At this distance, though, no compensation was necessary. He aligned the exact centre of the crosshairs on target. The scope’s inbuilt laser rangefinder told him the house was eighty-two yards away from his firing position. Eighty-two yards was like point blank range for a rifleman of his experience, armed with a high-velocity precision tool like the HK.
‘Cook, in position,’ he said into his headset microphone, and imagined the Boss smiling to himself and thinking this was already in the bag. Six on two, no witnesses, no distractions, nowhere to run.
Easy.
Cook lingered on the front entrance, then slowly panned a few degrees right, the rifle muzzle moving imperceptibly as he scanned his target.
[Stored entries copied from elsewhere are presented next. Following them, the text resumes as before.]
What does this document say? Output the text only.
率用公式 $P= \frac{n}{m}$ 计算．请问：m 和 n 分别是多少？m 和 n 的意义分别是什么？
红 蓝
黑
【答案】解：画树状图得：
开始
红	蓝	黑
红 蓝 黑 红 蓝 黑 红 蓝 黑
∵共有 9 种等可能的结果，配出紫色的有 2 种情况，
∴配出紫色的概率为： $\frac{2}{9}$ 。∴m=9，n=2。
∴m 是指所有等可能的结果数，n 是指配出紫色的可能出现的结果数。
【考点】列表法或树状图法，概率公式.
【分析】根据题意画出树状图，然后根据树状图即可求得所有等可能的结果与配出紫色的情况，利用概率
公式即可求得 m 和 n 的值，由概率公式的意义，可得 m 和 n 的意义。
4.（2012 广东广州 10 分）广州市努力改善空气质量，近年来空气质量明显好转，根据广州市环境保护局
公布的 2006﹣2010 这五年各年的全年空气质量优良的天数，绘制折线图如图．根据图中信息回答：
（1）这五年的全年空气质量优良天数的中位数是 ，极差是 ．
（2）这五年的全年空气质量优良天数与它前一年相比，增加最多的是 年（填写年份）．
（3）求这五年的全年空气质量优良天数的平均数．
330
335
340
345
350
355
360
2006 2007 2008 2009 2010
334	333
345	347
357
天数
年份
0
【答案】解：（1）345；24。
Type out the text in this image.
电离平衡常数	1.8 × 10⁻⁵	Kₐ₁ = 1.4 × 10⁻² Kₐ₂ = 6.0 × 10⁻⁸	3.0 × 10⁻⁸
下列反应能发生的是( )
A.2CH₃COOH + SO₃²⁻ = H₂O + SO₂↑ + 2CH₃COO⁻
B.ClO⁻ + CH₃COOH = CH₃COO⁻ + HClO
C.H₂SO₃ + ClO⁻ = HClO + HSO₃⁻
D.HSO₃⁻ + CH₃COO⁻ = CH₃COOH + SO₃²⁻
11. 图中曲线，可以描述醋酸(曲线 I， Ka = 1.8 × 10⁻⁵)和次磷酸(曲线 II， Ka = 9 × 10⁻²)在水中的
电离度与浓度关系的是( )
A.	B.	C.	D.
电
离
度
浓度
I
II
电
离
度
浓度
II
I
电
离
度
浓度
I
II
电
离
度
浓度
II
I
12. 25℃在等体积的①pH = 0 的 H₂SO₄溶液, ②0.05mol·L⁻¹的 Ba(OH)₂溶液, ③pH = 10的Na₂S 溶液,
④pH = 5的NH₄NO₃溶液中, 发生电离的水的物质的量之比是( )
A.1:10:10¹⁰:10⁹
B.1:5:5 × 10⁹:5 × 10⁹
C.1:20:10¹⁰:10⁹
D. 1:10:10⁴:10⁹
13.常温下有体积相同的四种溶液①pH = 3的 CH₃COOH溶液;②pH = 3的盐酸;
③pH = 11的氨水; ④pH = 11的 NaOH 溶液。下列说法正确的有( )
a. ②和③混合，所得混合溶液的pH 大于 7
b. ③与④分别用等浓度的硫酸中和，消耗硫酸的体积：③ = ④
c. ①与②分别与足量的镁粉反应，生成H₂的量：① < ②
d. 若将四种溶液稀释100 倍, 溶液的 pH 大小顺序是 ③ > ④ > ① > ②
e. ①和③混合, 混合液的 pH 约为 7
Seeing nothing in the window on the right side of the entrance, he swivelled the rifle gently in the other direction. His reticle flashed by the image of the doorway and found the window to its left.
The glass was dusty, but there was no mistaking the figure of a man standing at the window gazing out. Five-eleven, blond hair. His features were easily clear enough through the optics for rapid identification.
Hope.
Cook felt the familiar stab of satisfaction. Ping. Target acquired.
He eased the selector switch to fire. His finger stayed off the trigger, resting against the curve of the trigger guard.
He muttered into his mike, ‘Cook. I have a clear shot at Number Two. Awaiting instruction.’
That was directed not at the other team members, but at the Boss himself.
The Boss replied immediately, ‘Take the shot.’
Cook moved his finger to the trigger. The target remained steady in his crosshairs. He slowed his breathing to settle his heartbeat. Drew in a breath, let it half out. Felt the trigger mechanism break like a glass rod under the pressure of his finger.
The gun boomed and recoiled against his shoulder.